2. “The Hurt Locker.” Director Kathryn Bigelow and embedded-journalist-turned-screenwriter Mark Boal deliver not only the best film about the war in Iraq to date but also one of the most thrilling and thought-provoking combat movies in recent memory. Jeremy Renner gives a career-defining performance as the maverick leader of an Army bomb-disposal unit working the dangerous Baghdad streets in summer 2004.
3. “Up in the Air.” Writer-director Jason Reitman improbably soars even higher than his unforgettable 2007 Oscar contender “Juno” with this affecting dramedy. And star George Clooney elevates his game beyond even his intense turn in ’07′s “Michael Clayton” as a consultant compelled to rethink his disconnected existence as a frequent flier who fires people for a living.
4. “(500) Days of Summer.” In his feature film debut, Marc Webb casts off the wretched conventions of modern-day romantic comedies, crafting an emotionally resonant love story with a nonlinear plot line, amazing soundtrack and strong performances from Joseph Gordon-Levitt and Zooey Deschanel.

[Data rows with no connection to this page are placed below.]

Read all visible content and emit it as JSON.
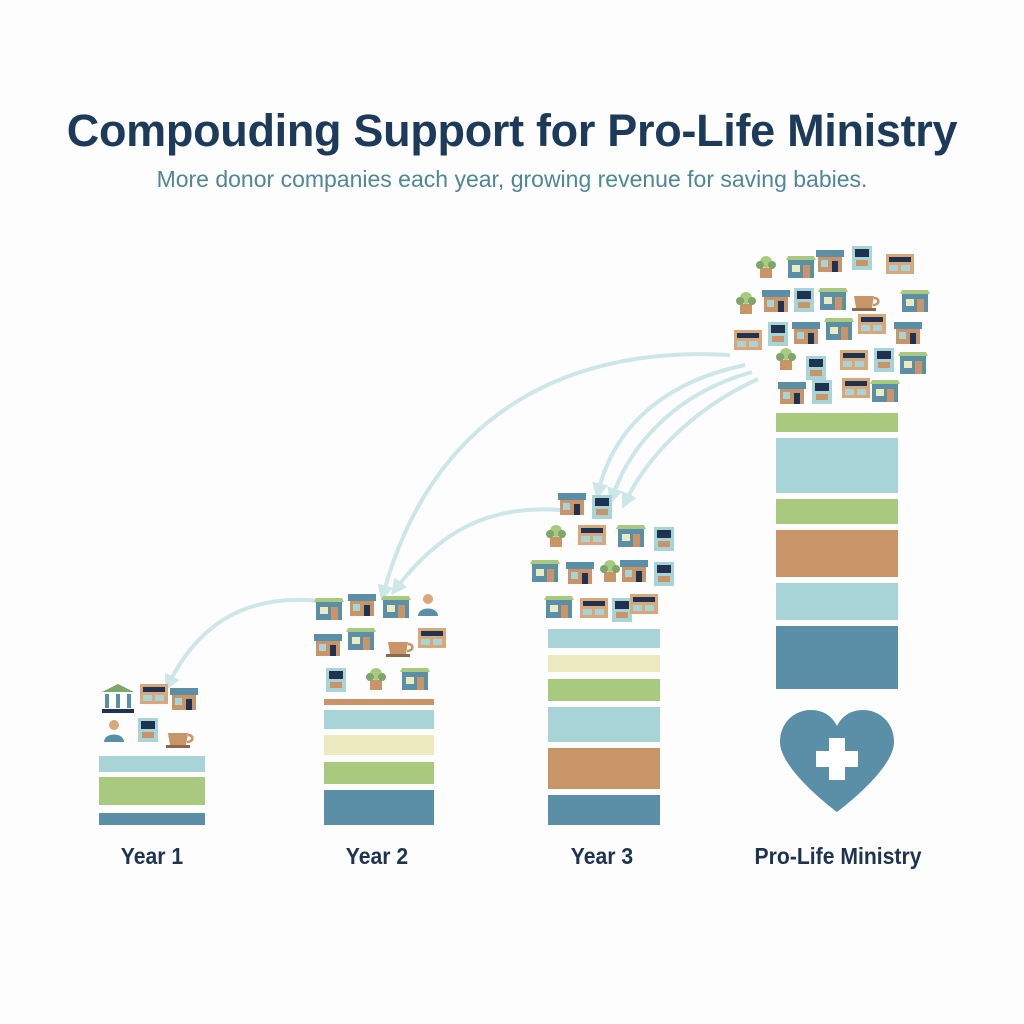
{
  "title": "Compouding Support for Pro-Life Ministry",
  "subtitle": "More donor companies each year, growing revenue for saving babies.",
  "columns": [
    {
      "label": "Year 1"
    },
    {
      "label": "Year 2"
    },
    {
      "label": "Year 3"
    },
    {
      "label": "Pro-Life Ministry"
    }
  ],
  "colors": {
    "title": "#1d3a5b",
    "subtitle": "#4f8798",
    "steel_blue": "#5b8fa8",
    "light_teal": "#a8d4d8",
    "green": "#a9c97e",
    "cream": "#ecebc0",
    "terracotta": "#c99467",
    "arrow": "#cde6e8"
  },
  "icons": {
    "year1": [
      "bank-icon",
      "storefront-icon",
      "shop-icon",
      "worker-icon",
      "register-icon",
      "coffee-cup-icon"
    ],
    "ministry": "heart-plus-icon"
  }
}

5. “Precious: Based on the Novel ‘Push’ by Sapphire.” This harrowing but ultimately uplifting drama about a pregnant Harlem teen (astonishing newcomer Gabourey Sidibe) trying to overcome incest, abuse, obesity, illiteracy and poverty may be stomach-turning and heart-breaking to watch but should be required viewing in the so-called land of plenty. Mo’Nique deserves an Oscar for her bowel-loosening turn as Precious’ vicious mother.
6. “Fantastic Mr. Fox.” Auteur Wes Anderson shows a delightful knack for animation, using eye-popping stop-motion techniques, along with his trademark dry wit and quirky sensibilities, to craft a subversively funny film based on Roald Dahl’s children’s book about a chicken-snatching fox (George Clooney) and the farmers who want to kill him.

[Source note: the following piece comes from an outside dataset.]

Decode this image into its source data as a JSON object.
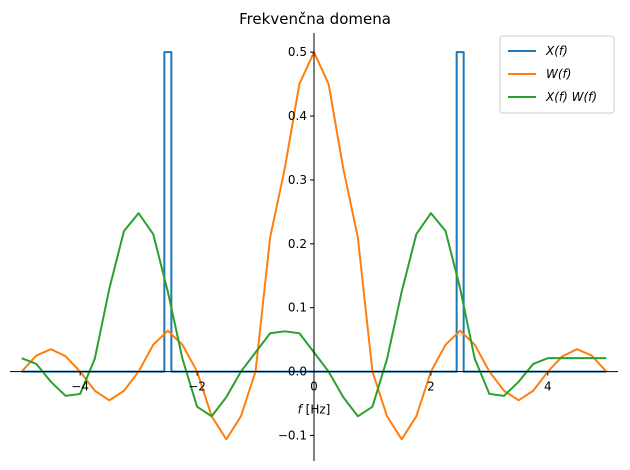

7. “Up.” The brilliant minds at Pixar continue to propel animated films to new heights with the imaginative, tender and madcap tale of a grieving balloon peddler (voice of Ed Asner) who turns his house into a makeshift airship and takes an exotic journey to South America.
8. “District 9.” Writer-director Neill Blomkamp revolutionizes the alien-invasion subgenre while mining the classic tradition of the best science-fiction films. His feature film debut employs immersive, documentary-style realism to tell an otherworldly tale with relevant themes about the human capacity for prejudice, exploitation and cooperation.
9. “Invictus.” As a director, Clint Eastwood is renowned for dark fare such as “Gran Torino,” “Unforgiven” and “Million Dollar Baby.” With help from stalwart stars Morgan Freeman and Matt Damon, Eastwood proves he can make an inspiring yet meaningful crowd-pleaser with his true-life story of South African President Nelson Mandela’s (Freeman) efforts to use the power of sport to unite his divided nation.
10. “The Brothers Bloom.” Watching the first half of writer-director Rian Johnson’s con-man caper was the best time I had at the movies all year. Through the intricate plot twists of the second half, the film’s eccentric characters, raucous good humor and magical realism keep it a sublime cinematic experience.